Robinhood Stocks Review - Pros and Cons
Founded in 2014 by Stanford University alumni, Robinhood is on a mission to democratize the stock market. Its commission-free trading and no minimum account balances make it popular among millennials and other new investors. It offers a range of stocks, ETFs and cryptocurrency trading on its mobile app platform with no fees (except for Bitcoin transactions) and no minimum investment. The company also features a debit card-based spending account, which can round up purchases to invest the extra change, similar to the tactics used by robo-advisors Acorns and Stash. However, Robinhood’s lack of assets like fixed income, mutual funds and futures and its meager research and account tools are notable drawbacks for more advanced investors.

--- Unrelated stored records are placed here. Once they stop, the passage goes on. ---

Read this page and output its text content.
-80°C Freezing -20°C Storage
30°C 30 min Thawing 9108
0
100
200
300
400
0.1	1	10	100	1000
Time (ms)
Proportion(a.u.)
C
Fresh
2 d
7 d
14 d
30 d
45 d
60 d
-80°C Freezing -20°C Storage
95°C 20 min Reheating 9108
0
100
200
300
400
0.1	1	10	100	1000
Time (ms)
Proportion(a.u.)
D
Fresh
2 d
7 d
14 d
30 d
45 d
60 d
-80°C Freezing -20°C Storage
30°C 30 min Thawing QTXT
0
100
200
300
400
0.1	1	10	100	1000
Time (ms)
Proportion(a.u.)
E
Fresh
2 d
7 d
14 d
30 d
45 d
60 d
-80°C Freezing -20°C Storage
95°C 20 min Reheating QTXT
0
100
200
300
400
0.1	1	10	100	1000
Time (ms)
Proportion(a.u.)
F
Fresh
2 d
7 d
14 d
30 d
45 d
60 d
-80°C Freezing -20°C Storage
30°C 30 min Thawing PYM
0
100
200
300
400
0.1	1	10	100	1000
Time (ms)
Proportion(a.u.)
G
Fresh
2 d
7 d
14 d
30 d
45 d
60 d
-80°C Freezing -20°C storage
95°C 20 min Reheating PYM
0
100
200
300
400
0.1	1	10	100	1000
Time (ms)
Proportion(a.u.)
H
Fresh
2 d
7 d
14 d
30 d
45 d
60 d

The app’s sign-up and funding processes are smooth and fast, though it has faced criticism for "gamifying" investing by using digital confetti in celebration of successful trades. The brokerage has responded by addressing some of the concerns, including lowering the amount of time it takes to trade and halting trading during GameStop-related volatility. Robinhood’s margin accounts offer competitive rates, with Gold members earning a higher rate.
Robinhood’s research offerings are somewhat lacking in comparison to other brokers, though the firm is working to increase its capabilities. For now, it resurfaces research from other users and third-party sources and provides charting functionality. The service also offers low-cost Level II market data from Nasdaq and Morningstar. In addition to a free account, Robinhood offers a paid premium tier called Robinhood Gold, which charges $5 per month and gives you access to additional research tools.